The camera was still focused on the police officers as they splashed their way toward the oblivious pedestrians.
Mark continued his commentary off camera. “They’re walking erratically…they appear to be…intoxicated. Don’t you worry, the Chief will make sure they’re escorted off the boardwalk to safety…excuse me.”
The camera wheeled back around to find Mark with his back turned toward a couple more walkers, a man and a woman, closing in on them.
“Excuse me,” Mark shouted at them over the howling wind, rain battering his face and fogging up his glasses. “It’s not safe on the boardwalk.”
The man and woman either were unable to hear him, or they just ignored him, and kept walking toward Mark, the rain and the camera lens fogging up, blurring their features.
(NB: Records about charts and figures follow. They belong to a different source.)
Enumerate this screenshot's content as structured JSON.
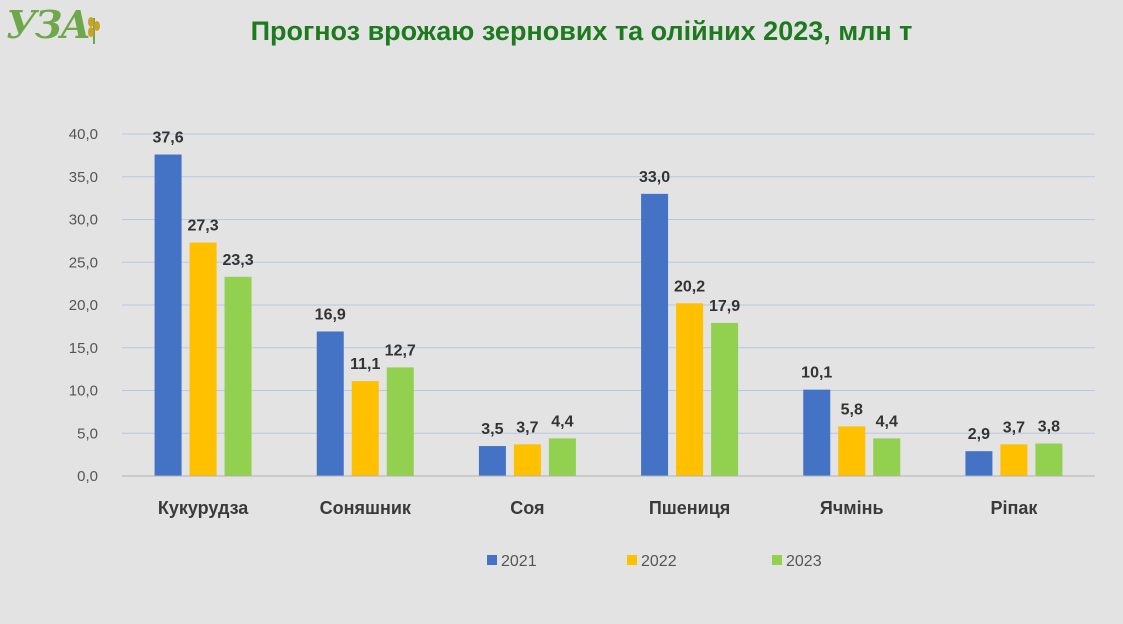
{
  "logo": {
    "text": "УЗА"
  },
  "chart_data": {
    "type": "bar",
    "title": "Прогноз врожаю зернових та олійних 2023, млн т",
    "categories": [
      "Кукурудза",
      "Соняшник",
      "Соя",
      "Пшениця",
      "Ячмінь",
      "Ріпак"
    ],
    "series": [
      {
        "name": "2021",
        "color": "#4472c4",
        "values": [
          37.6,
          16.9,
          3.5,
          33.0,
          10.1,
          2.9
        ]
      },
      {
        "name": "2022",
        "color": "#ffc000",
        "values": [
          27.3,
          11.1,
          3.7,
          20.2,
          5.8,
          3.7
        ]
      },
      {
        "name": "2023",
        "color": "#92d050",
        "values": [
          23.3,
          12.7,
          4.4,
          17.9,
          4.4,
          3.8
        ]
      }
    ],
    "ylim": [
      0,
      40
    ],
    "yticks": [
      "0,0",
      "5,0",
      "10,0",
      "15,0",
      "20,0",
      "25,0",
      "30,0",
      "35,0",
      "40,0"
    ],
    "grid": true,
    "legend_position": "bottom"
  }
}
“Mark, there’s something wrong with them,” said the cameraman.
Now only fifty or so feet away, the walkers’ features came into view. They both had dark circles around their eyes and a strange pallor to their skin. The girl walked as if her feet were shackled, and the man was dragging his right foot sideways on its ankle behind him.
“They don’t look so good,” said Mark to the cameraman. Then to the walkers, “Are you hurt? Do you need assistance? Larry, wait here. I’ll go get the Chief.”
“Okay,” answered the cameraman nervously.
Mark handed Larry his microphone and took off down the boardwalk toward the Chief and his men. The camera wheeled around again, the features of the closing walkers becoming more distinct. The man’s lip was curled up in a sneer, his eyes wide. The girl was…grinning, her eyes wild. They were reaching out for the camera.
The cameraman started to back away from them, the camera half-pointed downward, filming the walkers’ feet. A bone jutted out of the side of the man’s ankle, its sharp end scraping the wood of the boardwalk planks. It stuck out farther every time the man put weight on it, while the foot flopped around on the boardwalk, splashing in the water.
“Mark! Oh, Jesus…Mark!”
Suddenly, the camera jerked up as the cameraman collided with something behind him. Hands reached around, forearms blocking the view of the camera as the cameraman screamed into the howling wind.
There were wet ripping and growling sounds as the man and woman caught up, their faces popping in and out of view as the camera swung back and forth.
There was a loud crashing sound as water came rushing into frame, covering the cameraman’s feet. The camera dropped to the ground, and the picture went black.
The network cut the audio when the cameraman’s screams died down into gurgling and the growls turned into ravenous chomping.